— Да, я… да, конечно, есть, — заверил Генри, — на какой адрес вы их отправили?
— Помпано-Уэй, 1143, — ответил Холлман, — Калуза, Флорида.
Это ее дом, подумал Генри.
— Мистер Холлман, — сказал он, — когда вы говорите, что она могла обратиться в другую лабораторию…
— Да, только это мне и могло прийти в голову. Люди обычно предпочитают хранить свои негативы здесь, после того как получат отпечатки. А она внезапно потребовала их вернуть. Я сразу подумал о другой лаборатории, а что еще? Магнитофонные записи тоже. Она их тоже потребовала вернуть.
— Что вы имеете в виду?
— Звукозаписи. Она потребовала, чтобы и их вернули.
— И вы вернули?
— Конечно.
— С курьером?
— Да, в той же упаковке.
— На тот же адрес?
— Да, сэр.
— Тогда у вас ничего не осталось?
— Ни хрена, — ответил Холлман, — все в ее теплых ручках.
— А вы не представляете, что это может быть за лаборатория? В которую она могла обратиться?
— Нет.
— Понятно, — сказал Генри, — понятно.
Он замолчал, не зная, что сказать. Он чувствовал себя так, словно ему нанесли удар под дых.
— Ну… — наконец произнес он, — тогда эти чеки, которые здесь у меня, они полностью оплачены? Больше задолженности нет?
— Все в порядке, — ответил Холлман.
— Ну, хорошо, большое спасибо, сэр, — сказал Генри.
— Когда вы увидите ее, передайте, что, по-моему, она совершила большую ошибку, — сказал Холлман и повесил трубку.
— Мать твою! — выругался Генри и, швырнув трубку, снова стал рыться в чеках.
В тот понедельник Тик и Моуз получили первую настоящую наводку на Джейка Барнза.
Вечером в субботу Ким — девица в черном нижнем белье из «Голой правды» — сказала им, что его настоящее имя Джейк Делани, в чем они сразу же усомнились, потому что «Делани» ирландская фамилия, а «их» Джейк был черным как ночь. Более того, он жил не в Ньютауне, как большинство калузских чернокожих, а на Фэтбэк-Кей, где проживали в основном белые.
Тик начал думать, что спустил пять сотен в сортир.

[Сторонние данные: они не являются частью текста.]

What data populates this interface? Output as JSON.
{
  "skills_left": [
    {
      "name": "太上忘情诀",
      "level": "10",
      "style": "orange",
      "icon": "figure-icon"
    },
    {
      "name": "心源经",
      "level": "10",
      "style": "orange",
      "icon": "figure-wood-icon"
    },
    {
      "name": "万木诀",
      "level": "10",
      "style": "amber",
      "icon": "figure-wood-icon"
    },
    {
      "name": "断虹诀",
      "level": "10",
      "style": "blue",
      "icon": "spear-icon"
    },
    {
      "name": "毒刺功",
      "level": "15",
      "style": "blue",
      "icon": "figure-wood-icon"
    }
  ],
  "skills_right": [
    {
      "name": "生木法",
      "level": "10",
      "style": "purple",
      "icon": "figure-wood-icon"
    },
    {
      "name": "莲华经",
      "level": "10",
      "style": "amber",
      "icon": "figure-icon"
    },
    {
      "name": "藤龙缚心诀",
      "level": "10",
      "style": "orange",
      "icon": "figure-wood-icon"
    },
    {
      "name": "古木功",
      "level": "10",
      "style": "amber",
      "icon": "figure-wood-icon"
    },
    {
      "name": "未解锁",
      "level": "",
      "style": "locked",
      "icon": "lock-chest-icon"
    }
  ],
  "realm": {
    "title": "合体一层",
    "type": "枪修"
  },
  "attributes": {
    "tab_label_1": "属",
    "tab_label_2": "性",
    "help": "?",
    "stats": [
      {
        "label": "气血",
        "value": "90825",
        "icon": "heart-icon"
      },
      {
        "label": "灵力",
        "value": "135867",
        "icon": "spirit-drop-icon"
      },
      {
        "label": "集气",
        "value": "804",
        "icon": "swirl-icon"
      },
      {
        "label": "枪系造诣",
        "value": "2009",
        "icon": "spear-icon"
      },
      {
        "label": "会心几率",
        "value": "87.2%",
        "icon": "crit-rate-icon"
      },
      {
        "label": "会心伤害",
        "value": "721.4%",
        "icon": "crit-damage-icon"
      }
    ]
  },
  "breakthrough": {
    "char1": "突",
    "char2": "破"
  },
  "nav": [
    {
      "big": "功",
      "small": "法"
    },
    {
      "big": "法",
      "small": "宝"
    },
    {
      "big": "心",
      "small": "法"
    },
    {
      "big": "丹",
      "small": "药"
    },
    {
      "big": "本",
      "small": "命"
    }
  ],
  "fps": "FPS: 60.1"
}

Ким продолжала объяснять, что тетка Джейка замужем за белым по имени Фред Делани и что они воспитали Джейка, после того как его мамаша кинулась в Нью-Йорк на поиски человека, бросившего ее с пузом. Но не того, что бросил ее с Джейком, а другого человека. Джейку было в то время десять лет, он был симпатичным мальчиком и никогда больше не увидел своей матери. Никогда он также не узнал, кого мать носила в своем чреве, когда сбежала. Тетка со своим белым мужем взяли его к себе и дали свою фамилию — Делани. Ким не могла вспомнить его настоящей фамилии или как его назвали при рождении, потому что люди обычно считают, что только имя, данное при рождении, — подлинное, даже если они сменили его в законном порядке в двенадцать лет, а сейчас им все восемьдесят.
В Америке так просто сменить имя, сказала Ким, явно довольная собой, потому что сама сменила свое имя на Ким Арден два года назад, хотя люди продолжали называть ее Мэри Андроссини, как она была названа при рождении. Но теперь оно не считалось ее подлинным именем, и у нее было решение суда, подтверждающее это. Впрочем, все это сплошная фигня, сказала она.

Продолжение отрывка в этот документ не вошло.